1031 EXCHANGE
You're thinking of investing in Real Estate, you've heard of the 1031 Exchange Law, you should know what this means before you begin, but you have no idea. The 1031 Exchange Law (also know as a Starker exchange or Tax-deferred exchange) is simple yet complicated. You need to know the basics but must hire a qualified intermediary such as an investment consultant, real estate agent or tax consult, to manage your exchange.
A 1031 Exchange is governed by section 1031 in the Internal Revenue Code, (hence the name). A 1031 Exchange allows an investor to sell and buy investment property (this law does not pertain to primary residences) without the consequences of Capital Gains Tax and Depreciation Recapture Taxes. So how can you get in on this deal?

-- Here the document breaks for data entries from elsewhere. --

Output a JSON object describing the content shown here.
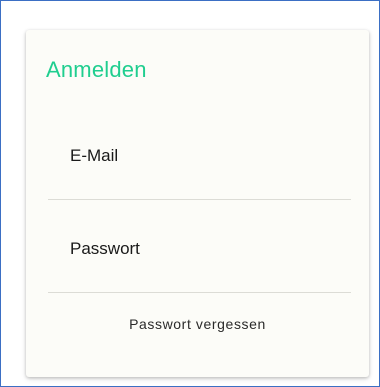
{
  "login_card": {
    "title": "Anmelden",
    "email_label": "E-Mail",
    "password_label": "Passwort",
    "forgot_password_label": "Passwort vergessen"
  },
  "colors": {
    "accent": "#1fce8f",
    "card_background": "#fcfcf8",
    "divider": "#dcdcd6",
    "frame_border": "#3b6fc4"
  }
}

That is the simple part. A 1031 Exchange must meet a few simple requirements. The sold property and the acquired property must be of "like-kind". With respect to real estate this means that any form of investment can be traded for another without subject to tax. An empty plot of land could be traded for a duplex.
There is of course a catch. A 1031 Exchange requires that the acquired property must of equal or greater value to the sold property. Since as a regular course of action, investors trade up, this should not be an issue.
There are also time frames involved in a 1031 exchange. Once a property is sold the investor has 45 days from closing to identify potential replacement properties. A replacement property must be purchased (final closing) with in 180 days of the sale of the relinquished property.
Lastly, be aware that a 1031 exchange must be set up prior to the sale of the relinquished property. Additionally the investor must not ever have possession of the funds from the sale; it must be handled by an agent.